Drawings by Boyan Donev

In Boyan’s drawings there is silence. Not the hollow silence that echoes empty — but the silence of deep water, hiding its own bottom.

He draws the things that live between words. The place where memory, dream, and reality share no clear borders.

When you first look at one of his works, you see form—figure, face, object, silhouette. But if you remain a little longer, if your gaze lingers on the shadow falling along the edge of what is drawn—you understand that this is not an image, but an emotion sheltered in image.

Technically, he works with precision, with an almost calligraphic discipline, yet the feeling is never cold. Even when he uses black upon white, there is warmth between them—like a coal that still smolders from the memory of something once lived.

The figures and objects in these drawings often appear solitary, yet it is not the solitude of suffering. It is the solitude of freedom. The quiet in which thought no longer scatters, but begins to shine from within.

Every gesture is deliberate. No line is unnecessary. No ornament distracts. Everything is reduced to essence, like a person who has given up what does not matter—remaining only with what is true.

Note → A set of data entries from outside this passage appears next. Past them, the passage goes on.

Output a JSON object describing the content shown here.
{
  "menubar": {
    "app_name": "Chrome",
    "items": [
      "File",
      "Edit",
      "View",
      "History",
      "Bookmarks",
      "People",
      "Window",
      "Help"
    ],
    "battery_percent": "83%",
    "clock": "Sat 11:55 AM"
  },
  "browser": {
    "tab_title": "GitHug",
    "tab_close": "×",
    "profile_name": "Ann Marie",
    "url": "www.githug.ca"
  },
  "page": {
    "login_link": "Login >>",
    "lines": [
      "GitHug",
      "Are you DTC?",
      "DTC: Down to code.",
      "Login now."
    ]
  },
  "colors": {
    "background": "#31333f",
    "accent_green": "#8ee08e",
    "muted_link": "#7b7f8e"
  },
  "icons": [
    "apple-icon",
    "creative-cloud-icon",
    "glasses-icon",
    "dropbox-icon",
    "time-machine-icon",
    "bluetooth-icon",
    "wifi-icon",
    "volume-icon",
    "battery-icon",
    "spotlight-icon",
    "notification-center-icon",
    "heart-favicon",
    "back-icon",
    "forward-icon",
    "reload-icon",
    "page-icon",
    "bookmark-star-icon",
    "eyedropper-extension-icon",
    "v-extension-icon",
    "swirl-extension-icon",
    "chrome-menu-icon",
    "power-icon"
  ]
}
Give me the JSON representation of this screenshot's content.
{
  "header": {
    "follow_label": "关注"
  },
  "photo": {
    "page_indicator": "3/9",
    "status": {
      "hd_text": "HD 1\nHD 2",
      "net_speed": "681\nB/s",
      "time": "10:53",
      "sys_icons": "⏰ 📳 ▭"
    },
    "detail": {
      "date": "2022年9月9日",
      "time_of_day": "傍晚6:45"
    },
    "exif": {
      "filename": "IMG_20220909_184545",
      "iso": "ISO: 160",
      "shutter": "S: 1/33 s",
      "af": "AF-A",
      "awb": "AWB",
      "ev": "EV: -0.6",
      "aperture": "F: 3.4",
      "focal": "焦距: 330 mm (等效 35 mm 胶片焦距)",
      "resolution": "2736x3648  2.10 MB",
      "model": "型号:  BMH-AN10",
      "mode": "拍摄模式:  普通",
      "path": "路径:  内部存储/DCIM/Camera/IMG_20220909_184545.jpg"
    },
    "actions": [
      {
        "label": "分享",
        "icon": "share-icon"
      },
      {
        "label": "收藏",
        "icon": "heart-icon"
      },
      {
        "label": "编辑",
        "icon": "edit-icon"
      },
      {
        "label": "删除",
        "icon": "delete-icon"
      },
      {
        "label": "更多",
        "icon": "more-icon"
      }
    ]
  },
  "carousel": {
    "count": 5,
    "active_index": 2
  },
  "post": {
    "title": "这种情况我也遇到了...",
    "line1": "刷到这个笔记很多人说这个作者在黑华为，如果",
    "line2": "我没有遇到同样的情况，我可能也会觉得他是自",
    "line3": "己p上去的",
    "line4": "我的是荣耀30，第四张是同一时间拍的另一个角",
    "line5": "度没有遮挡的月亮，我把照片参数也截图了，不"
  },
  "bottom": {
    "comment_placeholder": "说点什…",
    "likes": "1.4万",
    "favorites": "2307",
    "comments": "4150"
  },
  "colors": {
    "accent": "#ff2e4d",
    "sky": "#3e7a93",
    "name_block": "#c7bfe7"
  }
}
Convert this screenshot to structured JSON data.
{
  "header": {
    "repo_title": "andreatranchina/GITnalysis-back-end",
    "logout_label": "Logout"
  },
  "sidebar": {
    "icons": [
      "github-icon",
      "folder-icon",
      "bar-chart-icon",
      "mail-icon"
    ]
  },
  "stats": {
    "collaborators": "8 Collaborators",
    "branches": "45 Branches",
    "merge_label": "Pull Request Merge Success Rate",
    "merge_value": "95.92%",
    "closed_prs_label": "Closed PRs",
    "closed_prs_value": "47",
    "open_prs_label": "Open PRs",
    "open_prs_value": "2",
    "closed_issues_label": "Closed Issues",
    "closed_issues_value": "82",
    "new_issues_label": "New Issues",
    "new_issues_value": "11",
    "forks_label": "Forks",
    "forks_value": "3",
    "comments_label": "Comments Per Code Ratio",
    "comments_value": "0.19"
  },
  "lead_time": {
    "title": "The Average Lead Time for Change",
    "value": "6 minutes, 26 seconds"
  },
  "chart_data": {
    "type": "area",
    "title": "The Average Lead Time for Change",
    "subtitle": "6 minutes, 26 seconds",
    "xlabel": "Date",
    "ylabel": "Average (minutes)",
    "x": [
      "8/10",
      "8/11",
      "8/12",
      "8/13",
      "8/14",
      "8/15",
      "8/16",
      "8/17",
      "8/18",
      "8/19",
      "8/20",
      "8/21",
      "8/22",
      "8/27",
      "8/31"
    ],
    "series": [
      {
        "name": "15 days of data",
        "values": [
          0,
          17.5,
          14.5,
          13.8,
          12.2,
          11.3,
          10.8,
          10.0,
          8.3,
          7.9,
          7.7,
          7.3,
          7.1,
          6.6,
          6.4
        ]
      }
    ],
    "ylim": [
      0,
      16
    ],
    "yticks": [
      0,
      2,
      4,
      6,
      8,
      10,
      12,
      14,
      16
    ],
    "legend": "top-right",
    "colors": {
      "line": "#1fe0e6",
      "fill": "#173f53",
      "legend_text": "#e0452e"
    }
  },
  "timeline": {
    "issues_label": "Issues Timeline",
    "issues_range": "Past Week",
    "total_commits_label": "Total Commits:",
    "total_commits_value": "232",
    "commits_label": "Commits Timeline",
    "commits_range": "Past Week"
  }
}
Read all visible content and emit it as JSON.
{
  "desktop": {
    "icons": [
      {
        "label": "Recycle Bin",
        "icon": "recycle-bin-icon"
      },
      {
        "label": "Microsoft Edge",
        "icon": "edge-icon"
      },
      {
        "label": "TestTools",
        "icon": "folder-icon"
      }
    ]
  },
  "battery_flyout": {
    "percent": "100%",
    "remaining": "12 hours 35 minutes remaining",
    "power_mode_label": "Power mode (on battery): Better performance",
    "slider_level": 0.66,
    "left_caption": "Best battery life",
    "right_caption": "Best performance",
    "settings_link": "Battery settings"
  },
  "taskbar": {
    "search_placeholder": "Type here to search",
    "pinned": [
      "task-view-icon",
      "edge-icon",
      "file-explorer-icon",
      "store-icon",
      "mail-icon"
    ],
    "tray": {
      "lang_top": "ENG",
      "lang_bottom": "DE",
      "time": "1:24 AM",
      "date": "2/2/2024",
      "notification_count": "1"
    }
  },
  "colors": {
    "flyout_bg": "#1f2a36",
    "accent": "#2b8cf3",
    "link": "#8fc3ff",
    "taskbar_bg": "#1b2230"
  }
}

And so the viewer who stands before Boyan’s drawings does not simply look— he breathes. For a moment, the world slows. He feels the pulse of his own heart.

And he leaves with the sense of having touched something deeply personal, yet universal: a thread we all carry within us, though few dare to follow it to its end.

Boyan’s drawings do not speak. They are silent—and one who has a soul prepared to listen will hear much.